Syrische Frauenbewegung bei Protesten an den Rand gedrängt. Traditionen an der Basis verhindern stärkere Rolle

Von Karin Leukefeld *

In revolutionären Bewegungen nehmen Frauen normalerweise eine wichtige Rolle ein, um mit dem Kampf für eine gerechte Gesellschaft auch ihre eigenen Rechte durchsetzen zu können. In Syrien ist das anders, wo schon der Begriff »Syrische Revolution 2011« eine Erfindung der Muslimbruderschaft im Exil ist, die unter diesem Namen im Februar vergangenen Jahres eine Seite im Internetdienst Facebook lancierte. In den ländlichen Gebieten nahmen Frauen zunächst zwar an den religiös motivierten Demonstrationen teil, die in Moscheen ihren Ausgang nahmen. Meist gingen sie jedoch am Ende der Protestzüge und waren oft bis auf die Augen verhüllt.

Ein Jahr nach Beginn der Proteste sind Frauen kaum noch auf den Straßen zu sehen. Das heiße aber nicht, daß sie nicht aktiv seien, sagte die 35jährige Lubnan in Damaskus gegenüber junge Welt. Die Gewalt bei den Auseinandersetzungen führe dazu, daß Männer ihre Frauen und Töchter nicht aus dem Haus ließen. »Sie wollen, daß uns nichts passiert, daß wir nicht geschlagen, beleidigt oder verhaftet werden«, erzählte die Grafikdesignerin. »Frauen haben eine andere Art, aktiv zu sein. Wir sind zwar nicht auf der Straße, aber wir helfen den Zivilisten, die verwundet, verletzt wurden oder die Angehörige bei den Protesten verloren haben.« Lubnan ist aktiv in einer solchen Angehörigengruppe und hilft in einer Vorstadt von Damaskus Familien. Sie habe ein mehrwöchiges Training bei einer zivilen Organisa­tion absolviert, nun betreue sie Kinder, bringe Medikamente oder auch andere Unterstützung zu Familien, die ihren Haupternährer durch Tod oder Haft verloren hätten.
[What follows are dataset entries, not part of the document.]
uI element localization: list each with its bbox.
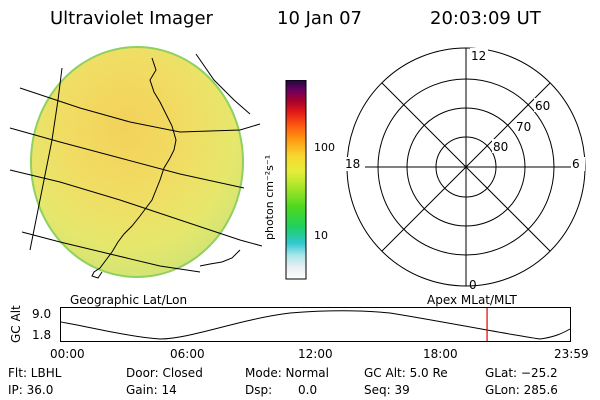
app-title: Ultraviolet Imager xyxy=(50,8,213,29)
altitude-curve xyxy=(60,310,571,340)
altitude-xtick-1200: 12:00 xyxy=(298,347,333,361)
altitude-ytick-max: 9.0 xyxy=(32,307,52,321)
mlt-label-12: 12 xyxy=(471,49,486,63)
colorbar xyxy=(285,80,307,280)
geographic-panel-label: Geographic Lat/Lon xyxy=(70,293,188,307)
colorbar-tick-10: 10 xyxy=(314,229,328,242)
latlon-grid xyxy=(9,53,262,273)
mlt-diagonal-2 xyxy=(381,82,551,252)
geographic-image xyxy=(9,46,262,279)
info-dsp-value: 0.0 xyxy=(298,383,318,397)
info-glon: GLon: 285.6 xyxy=(485,383,558,397)
earth-disk xyxy=(30,46,244,278)
colorbar-tick-100: 100 xyxy=(314,141,335,154)
altitude-xtick-0000: 00:00 xyxy=(50,347,85,361)
mlat-label-60: 60 xyxy=(535,99,550,113)
mlt-label-6: 6 xyxy=(572,157,580,171)
mlt-label-0: 0 xyxy=(469,278,477,292)
info-glat: GLat: −25.2 xyxy=(485,366,558,380)
altitude-xtick-2359: 23:59 xyxy=(554,347,589,361)
apex-panel-label: Apex MLat/MLT xyxy=(427,293,517,307)
info-dsp-label: Dsp: xyxy=(245,383,273,397)
date-label: 10 Jan 07 xyxy=(277,8,362,29)
altitude-xtick-0600: 06:00 xyxy=(170,347,205,361)
coastline xyxy=(91,57,241,279)
altitude-ylabel: GC Alt xyxy=(9,305,23,343)
altitude-xtick-1800: 18:00 xyxy=(423,347,458,361)
mlt-label-18: 18 xyxy=(345,157,360,171)
time-label: 20:03:09 UT xyxy=(430,8,541,29)
altitude-plot-frame xyxy=(60,307,571,342)
colorbar-unit-label: photon cm⁻²s⁻¹ xyxy=(263,154,276,240)
info-gc-alt: GC Alt: 5.0 Re xyxy=(364,366,448,380)
info-flt: Flt: LBHL xyxy=(8,366,62,380)
info-ip: IP: 36.0 xyxy=(8,383,54,397)
info-seq: Seq: 39 xyxy=(364,383,410,397)
altitude-ytick-min: 1.8 xyxy=(32,328,52,342)
polar-plot: 12 18 6 0 60 70 80 xyxy=(343,47,586,292)
info-gain: Gain: 14 xyxy=(126,383,177,397)
mlat-label-70: 70 xyxy=(516,120,531,134)
mlat-label-80: 80 xyxy=(493,140,508,154)
info-mode: Mode: Normal xyxy=(245,366,329,380)
altitude-plot xyxy=(60,307,571,342)
info-door: Door: Closed xyxy=(126,366,203,380)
Ihr Leben habe sich völlig geändert, erzählt sie. »Ich bin so stolz, Syrerin zu sein. Wir verdienen es, ein freies, schönes Leben zu führen.«

Sie spreche schon lange nicht mehr von einem »arabischen Frühling«, seufzt Mouna Ghanem von der Bewegung »Den syrischen Staat aufbauen«. »Wir sind mitten im tiefsten Winter.« Frauen, die auf den Straßen seien, unterstützten ihre Männer oder Söhne, so wolle es die patriarchale Struktur der syrischen Gesellschaft. »Sie tun es als Mutter oder Ehefrau, nicht aus einem Bürgerrechtsverständnis heraus.« Der syrischen Frauenbewegung sei es nicht gelungen, eine führende Rolle bei den Ereignissen zu übernehmen. Den Grund dafür sieht Mouna Ghanem in einer schwach entwickelten Zivilgesellschaft. In Ägypten sei die »Revolution« von der Jugend des Mittelstandes ausgegangen. »Sie waren gut ausgebildet und hatten ein Bewußtsein von Frauenrechten, von Kinderrechten, von Menschenrechten.« In Syrien handele es sich hingegen um die Basisbewegung einer Gesellschaft, in der die Frauen nicht die gleichen Rechte hätten wie die Männer. »An der Basis dieser Gesellschaft ist diese Tradition stärker verankert als bei der städtischen Mittelschicht.« Darum seien die Forderungen der Frauen nicht selbstbewußt. Um Frauen gleichberechtigt am politischen Leben zu beteiligen, müsse das Personenstandsrecht geändert werden. Diese jeweils nach der Religionszugehörigkeit festgelegten Gesetze »betrachten die Frauen nicht als Menschen, sondern nur als Mittel zur Fortpflanzung«. Wie könne eine Frau ein Ministeramt oder ein anderes politisches Amt ausüben »und am Abend gehe ich nach Hause und habe keine Rechte«. In zivilen Gruppen und Organisationen müßten Frauen politisches Wissen und Fähigkeiten erlangen, so Mouna Ghanem. »Das gilt nicht nur für Syrien, sondern überall.«

* Aus: junge Welt, 8. März 2012


UNO und China wollen vermitteln

Syrien: Diplomaten zu Besuch in Damaskus. Moskau dementiert Kurswechsel **

Die UN-Nothilfebeauftragte Valerie Amos ist am Mittwoch (7. März) bei einem Besuch in Syrien mit Außenminister Walid Al-Muallim zusammengetroffen. Dieser sagte der Diplomatin eine Zusammenarbeit zu. Grundlage dafür müßten aber »Respekt, die Souveränität und die Unabhängigkeit Syriens« sein, meldete die amtliche Nachrichtenagentur SANA. Ende Februar hatten die Behörden Amos noch die Einreise verweigert.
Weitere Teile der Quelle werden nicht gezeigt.